Измучилась я. Проголодалась. Хотела уже бросить, да упрямство не позволило. И тут меня осенило — а дай, думаю, я ногой по кнопке шарахну, она, конечно, высоковато находится, но для такой девушки, как я, прыткой и гибкой, высоковато — не недосягаемо.
Сказано — сделано. Сделано, правда, с пятой попытки, но кого это волнует, главное же результат. А он не заставил себя ждать, и через пару секунд перед моим носом распахнулись двери лифта. Вот радость-то! Я весело подпинула Коляна под костлявый зад, перекинула его с плеча на грудь, обхватила под пузом руками, готовясь зашвырнуть пьяное сокровище в кабину, как вдруг мой взгляд от взлохмаченной макушки сокровища переместился к собственным рукам. И что-то в них было не так! Хотя и ногти, вроде, в ажуре — не один миллиметр не обломан, и краска на них идеальной ровности, и колечко с микроскопичеким брюликом на месте, а что-то не то. Что-то не…
Я ахнула и, бросив Коляна на пол кабины, приблизила руки к лицу. Красные! Они красные!
Мой непонимающий взгляд опустился ниже — с кистей на запястья. И по ним тонкой струйкой стекала красная жидкость.

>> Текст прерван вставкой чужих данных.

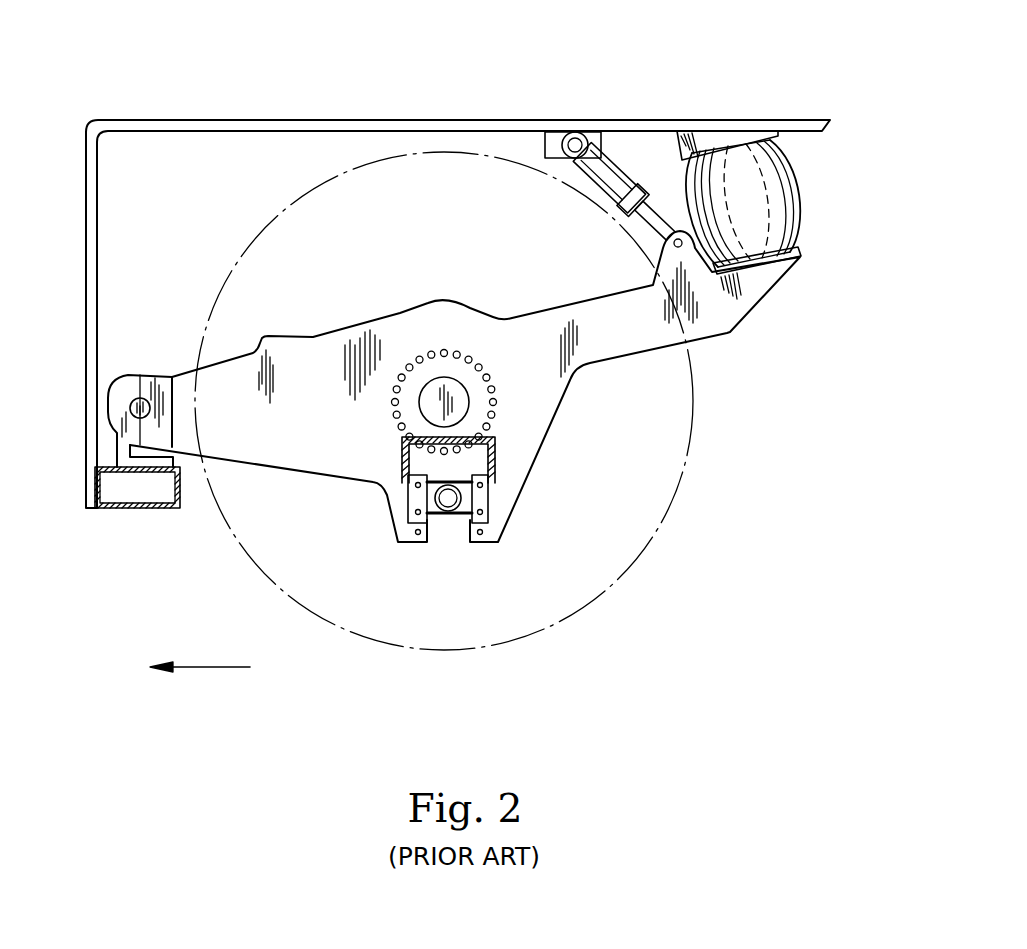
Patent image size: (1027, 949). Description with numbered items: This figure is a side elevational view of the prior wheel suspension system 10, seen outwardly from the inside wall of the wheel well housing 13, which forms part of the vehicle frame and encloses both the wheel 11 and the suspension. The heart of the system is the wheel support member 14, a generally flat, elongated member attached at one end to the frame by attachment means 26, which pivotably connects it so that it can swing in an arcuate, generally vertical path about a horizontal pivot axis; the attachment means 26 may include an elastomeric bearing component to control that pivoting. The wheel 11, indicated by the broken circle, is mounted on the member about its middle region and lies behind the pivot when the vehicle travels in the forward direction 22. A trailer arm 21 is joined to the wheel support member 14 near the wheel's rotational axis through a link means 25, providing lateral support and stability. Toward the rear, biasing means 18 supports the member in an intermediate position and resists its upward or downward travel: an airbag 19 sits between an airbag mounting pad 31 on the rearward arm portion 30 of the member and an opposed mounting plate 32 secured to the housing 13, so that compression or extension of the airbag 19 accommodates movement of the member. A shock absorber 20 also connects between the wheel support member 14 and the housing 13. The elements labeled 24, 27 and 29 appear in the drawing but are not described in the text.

The wheel suspension system 10 is at (417, 427).
The wheel 11 is at (267, 578).
The wheel well housing 13 is at (230, 118).
The wheel support member 14 is at (465, 404).
The biasing means 18 is at (774, 222).
The airbag 19 is at (748, 177).
The shock absorber 20 is at (612, 163).
The trailer arm 21 is at (443, 520).
The forward direction 22 is at (207, 670).
The bearing bracket 24 is at (497, 470).
The link means 25 is at (468, 548).
The attachment means 26 is at (104, 386).
The stop cushion 27 is at (117, 508).
The pivot pin 29 is at (130, 407).
The rearward arm portion 30 is at (685, 327).
The airbag mounting pad 31 is at (763, 302).
The mounting plate 32 is at (715, 137).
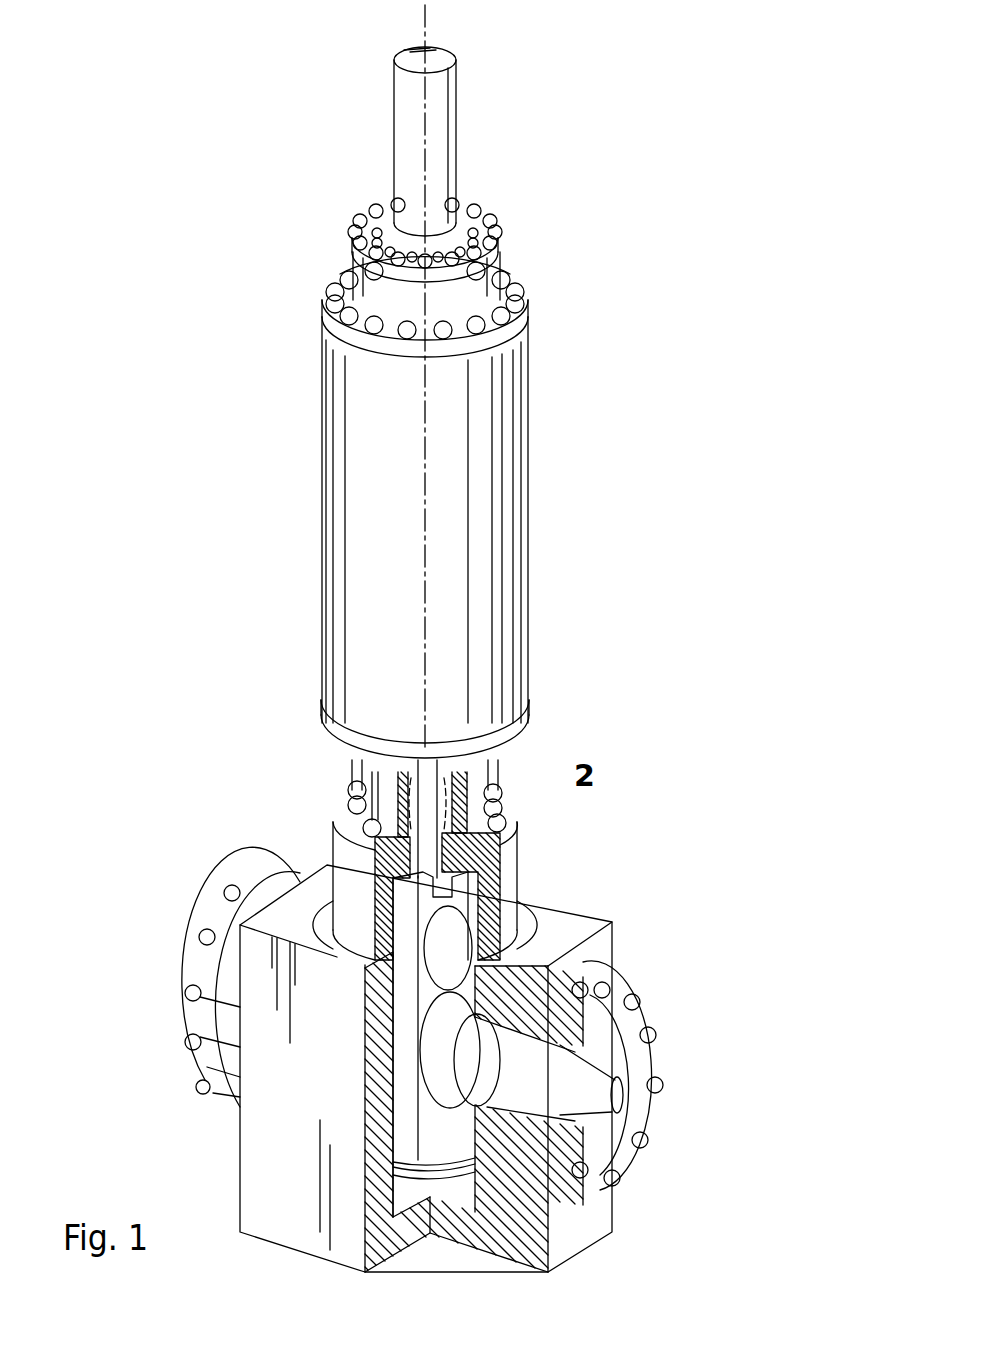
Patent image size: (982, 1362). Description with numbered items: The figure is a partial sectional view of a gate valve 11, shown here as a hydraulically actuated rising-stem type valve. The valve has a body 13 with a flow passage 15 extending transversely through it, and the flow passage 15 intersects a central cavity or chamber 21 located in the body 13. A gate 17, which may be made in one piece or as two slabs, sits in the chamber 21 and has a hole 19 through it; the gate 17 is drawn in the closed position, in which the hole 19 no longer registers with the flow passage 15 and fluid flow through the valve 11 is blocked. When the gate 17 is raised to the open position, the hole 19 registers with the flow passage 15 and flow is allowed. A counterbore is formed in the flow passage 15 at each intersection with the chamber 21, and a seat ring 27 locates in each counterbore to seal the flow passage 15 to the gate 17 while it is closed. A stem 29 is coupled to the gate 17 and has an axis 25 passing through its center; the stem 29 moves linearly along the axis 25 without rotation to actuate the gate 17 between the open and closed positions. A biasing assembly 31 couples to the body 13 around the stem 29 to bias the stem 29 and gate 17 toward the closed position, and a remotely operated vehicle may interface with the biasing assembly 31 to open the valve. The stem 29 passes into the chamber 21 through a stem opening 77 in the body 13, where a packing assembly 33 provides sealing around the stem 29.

The gate valve 11 is at (595, 468).
The body 13 is at (592, 923).
The flow passage 15 is at (550, 1105).
The gate 17 is at (465, 893).
The hole 19 is at (452, 944).
The chamber 21 is at (575, 1264).
The axis 25 is at (425, 27).
The seat ring 27 is at (610, 1180).
The stem 29 is at (395, 800).
The biasing assembly 31 is at (517, 378).
The packing assembly 33 is at (463, 813).
The stem opening 77 is at (432, 850).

Тут двери лифта загудели, зашипели, тронулись на встречу друг другу. По мере их сближения света становилось все меньше, и с каждой минутой я больше и больше погружалась в темноту подъезда. Мне стало жутко! Я вдруг представила, что как только я останусь наедине с мраком, то, что покрывает мои руки, расползется по всему телу, и я, опутанная со всех сторон кровавой паутиной, окажусь в руках чудовища…
Двери крякнули и вместо того, чтобы сомкнуться, разъехались. Чудо! Произошло чудо? Я тупо опустила взгляд и наткнулась им на голые Колькины ноги. В голове проскрипела мысль — вот что задержало дверки, и чудеса здесь не при чем. Вообще тогда я соображала туго, а если уж точно, то и вовсе не мыслила, просто функционировала, как робот или, скорее, тень робота, или тень тени… Наверное, мое подсознание, предчувствующее недоброе, дало приказ мозгу — отключайся, братан, иначе кранты тебе, крякнешь от жути. Он и отключился.
А моя бренная оболочка продолжала движения. Тело согнулось в талии, рука вытянулась, пальцы вцепились в Колькино плечо, бицепсы напряглись, помогая предплечью перевернуть лежащего на полу человека лицом вверх. Наконец, когда Колян обратил на меня свои пустые глаза, мои глаза, огромные и дикие, увидели то, что сработало как электрошок… Вот тут до моего запуганного подсознанием мозга дошло! И я закричала! Как я закричала.
Я верещала, когда смотрела на перерезанное Колькино горло, на окрашенную красным знакомую линялую футболку, на вываливающиеся из раны кишки. Я блажила, когда из квартиры на первом этаже выбежала соседка тетя Тоня. Я все еще орала, но уже хрипло, с кашлем и икотой, когда пол начал надвигаться на меня. Замолкла я только после того, как мой лоб врезался в холодный бетон лестничной клетки. Тут я вздохнула, сипло, и провалилась в долгожданное небытие.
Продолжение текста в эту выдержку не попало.